We fit a simple variance components model. In R we have:

require(lme4)
fit.vc <- lmer( g ~ (1|id), data=dt.m )


Then we produce a caterpillar plot:

rr1 <- ranef(fit.vc, postVar = TRUE)
dotplot(rr1, scales = list(x = list(relation = 'free')))[["id"]]

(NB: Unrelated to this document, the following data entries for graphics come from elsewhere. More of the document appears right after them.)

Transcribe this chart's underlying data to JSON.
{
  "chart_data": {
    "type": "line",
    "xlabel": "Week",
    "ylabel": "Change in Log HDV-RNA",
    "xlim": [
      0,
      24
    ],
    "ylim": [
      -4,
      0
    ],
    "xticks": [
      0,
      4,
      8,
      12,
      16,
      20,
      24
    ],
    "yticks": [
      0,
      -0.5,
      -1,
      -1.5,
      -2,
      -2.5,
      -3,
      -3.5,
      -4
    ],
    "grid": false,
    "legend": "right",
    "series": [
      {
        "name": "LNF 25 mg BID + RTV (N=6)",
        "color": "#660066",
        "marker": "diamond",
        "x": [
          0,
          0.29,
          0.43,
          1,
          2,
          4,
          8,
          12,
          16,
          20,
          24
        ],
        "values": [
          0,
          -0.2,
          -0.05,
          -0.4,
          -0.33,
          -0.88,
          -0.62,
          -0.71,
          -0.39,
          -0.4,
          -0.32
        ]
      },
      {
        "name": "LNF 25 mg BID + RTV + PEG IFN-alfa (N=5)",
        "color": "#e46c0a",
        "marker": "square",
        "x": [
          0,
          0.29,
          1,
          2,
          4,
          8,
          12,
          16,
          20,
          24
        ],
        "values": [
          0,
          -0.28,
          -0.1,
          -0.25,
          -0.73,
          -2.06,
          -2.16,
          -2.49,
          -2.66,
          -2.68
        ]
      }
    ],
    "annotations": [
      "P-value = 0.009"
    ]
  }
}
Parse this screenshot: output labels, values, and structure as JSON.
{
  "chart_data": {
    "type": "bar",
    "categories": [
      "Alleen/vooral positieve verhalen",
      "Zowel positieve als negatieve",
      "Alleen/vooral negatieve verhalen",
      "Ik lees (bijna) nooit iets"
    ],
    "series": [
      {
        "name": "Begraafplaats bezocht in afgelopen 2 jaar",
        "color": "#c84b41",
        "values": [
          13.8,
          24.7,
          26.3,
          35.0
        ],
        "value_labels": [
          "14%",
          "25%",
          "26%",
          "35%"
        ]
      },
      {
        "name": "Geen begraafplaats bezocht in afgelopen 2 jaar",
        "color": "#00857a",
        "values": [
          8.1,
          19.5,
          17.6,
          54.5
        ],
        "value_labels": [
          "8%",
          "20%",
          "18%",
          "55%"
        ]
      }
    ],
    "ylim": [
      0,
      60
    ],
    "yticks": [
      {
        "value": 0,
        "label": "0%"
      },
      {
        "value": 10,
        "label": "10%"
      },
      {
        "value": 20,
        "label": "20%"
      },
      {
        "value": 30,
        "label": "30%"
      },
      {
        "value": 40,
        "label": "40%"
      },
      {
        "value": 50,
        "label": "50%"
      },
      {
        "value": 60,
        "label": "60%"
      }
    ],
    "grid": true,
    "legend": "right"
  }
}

Now we fit the same model in Stata. First write to Stata format from R:

require(foreign)
write.dta(dt.m, "dt.m.dta")


In Stata

use "dt.m.dta"
xtmixed g || id:, reml variance


The output agrees with the R output (neither shown), and we attempt to produce the same caterpillar plot:

predict u_plus_e, residuals
predict u, reffects
gen e = u_plus_e – u
predict u_se, reses

egen tag = tag(id)
sort u
gen u_rank = sum(tag)

serrbar u u_se u_rank if tag==1, scale(1.96) yline(0)


Clearty Stata is using a different standard error to R. In fact Stata is using 2.13 whereas R is using 1.32.

From what I can tell, the 1.32 in R is coming from

> sqrt(attr(ranef(fit.vc, postVar = TRUE)[[1]], "postVar")[1, , ])
[1] 1.319977 1.319977 1.319977 1.319977 1.319977 1.319977 1.319977 1.319977 1.319977 1.319977 1.319977 1.319977


though I can’t say I really understand what this is doing. Can someone explain ?

And I have no idea where the 2.13 from Stata is coming from, except that, if I change the estimation method to maximum likelihood:

xtmixed g || id:, ml variance


….then it seems to use 1.32 as the standard error and produce the same results as R….

…. but then the estimate for the random effect variance no longer agrees with R (35.04 vs 31.97).

So it seems to have something to do with ML vs REML: If I run REML in both systems, the model output agrees but the standard errors used in the caterpillar plots don’t agree, whereas if I run REML in R and ML in Stata, the caterpillar plots agree, but the model estimates do not.

Can anyone explain what is going on ?

According to the [XT] manual for Stata 11:

Standard errors for BLUPs are calculated based on the iterative
technique of Bates and Pinheiro (1998, sec. 3.3) for estimating the
BLUPs themselves. If estimation is done by REML, these standard errors
account for uncertainty in the estimate of $\beta$, while for ML the
standard errors treat $\beta$ as known. As such, standard errors of
REML-based BLUPs will usually be larger.

As the Stata ML standard errors match the standard errors from R in your example, it seems R is not accounting for uncertainty in estimating $\beta$. Whether it should, I don’t know.

From your question, you have tried REML in both Stata and R, and ML in Stata with REML in R. If you try ML in both, you should get the same results in both.